Politics

Quebec's NAFTA negotiator not worried about Canada being left out of U.S., Mexico talks

Quebec’s leading trade negotiator on the NAFTA file says he is not remotely worried by the fact that the U.S. and Mexico are talking trade without Canada.

Canada and the U.S. have common interests on automotive file, Raymond Bachand says

Bachand on the state of play of NAFTA talks

6 years ago
Duration 6:40
Quebec's chief NAFTA negotiator Raymond Bachand joined Power & Politics to discuss the state of play in NAFTA negotiations.

Quebec's leading trade negotiator on the NAFTA file says he's not remotely worried by the fact that the U.S. and Mexico are talking trade without Canada.

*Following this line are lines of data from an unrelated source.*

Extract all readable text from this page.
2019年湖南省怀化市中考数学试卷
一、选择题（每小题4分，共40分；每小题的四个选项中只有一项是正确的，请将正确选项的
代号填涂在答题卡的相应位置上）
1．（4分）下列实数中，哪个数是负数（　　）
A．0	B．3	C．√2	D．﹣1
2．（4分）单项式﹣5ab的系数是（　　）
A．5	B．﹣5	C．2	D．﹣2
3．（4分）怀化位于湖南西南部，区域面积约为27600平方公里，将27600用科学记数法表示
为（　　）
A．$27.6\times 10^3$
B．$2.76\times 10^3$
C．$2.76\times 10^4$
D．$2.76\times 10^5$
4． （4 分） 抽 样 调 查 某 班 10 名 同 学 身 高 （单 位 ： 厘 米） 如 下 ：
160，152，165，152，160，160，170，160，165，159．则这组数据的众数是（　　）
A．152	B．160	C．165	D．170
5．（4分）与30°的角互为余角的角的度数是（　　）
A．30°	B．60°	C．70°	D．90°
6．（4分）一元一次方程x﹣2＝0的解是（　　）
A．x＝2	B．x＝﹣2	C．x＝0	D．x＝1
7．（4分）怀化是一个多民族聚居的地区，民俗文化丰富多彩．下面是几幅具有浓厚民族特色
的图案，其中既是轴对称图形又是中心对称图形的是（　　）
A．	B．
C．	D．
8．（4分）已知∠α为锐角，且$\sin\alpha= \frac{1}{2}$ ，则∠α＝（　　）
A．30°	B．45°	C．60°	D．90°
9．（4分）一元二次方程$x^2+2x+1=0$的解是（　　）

Raymond Bachand, a former Quebec provincial finance minister and the province's NAFTA negotiator, made the comments in an interview with CBC News Network's Power & Politics on Tuesday.

"I'm not worried at all, because we [the U.S. and Canada] have the same interests. It's one subject that is being discussed, which is automobiles," he told host Vassy Kapelos.

"There's two or three other issues which are really bilateral issues with Mexico, like seasonality of fruit and things like that. But all the major subjects left between Canada and the U.S., or Canada, Mexico and the U.S., are [being] held off until the automobile [issue] is resolved."

Using a sporting analogy to describe the state of NAFTA talks, Bachand said the first half of the regular season involved all three players hashing out some of the simpler issues, closing a number of chapters in the process.

The second half of the regular season — the phase we're in now — kicked off when U.S. Trade Representative Robert Lighthizer decided in April that Mexico and the U.S. would meet separately to discuss one issue: rules of origin for the automobile industry.

"In all fairness, it is the number one issue for the president. It's probably the most important industry in the United States," Bachand said. "So they want to solve that and, basically, they blocked progress on all the other chapters until that is resolved."

The hard part still to come

Once the second half of the regular season is over, the three NAFTA partners will enter the 'playoffs' and take on the remaining issues, Bachand said.

"The playoffs are basically the last seven or eight very big issues, like of course the sunset clause, chapter 19, the arbitration process, the cultural exemption, supply management," he said.

"There's five or six major issues that have to be tackled which are not being discussed and that's going to be [done] in a trilateral fashion."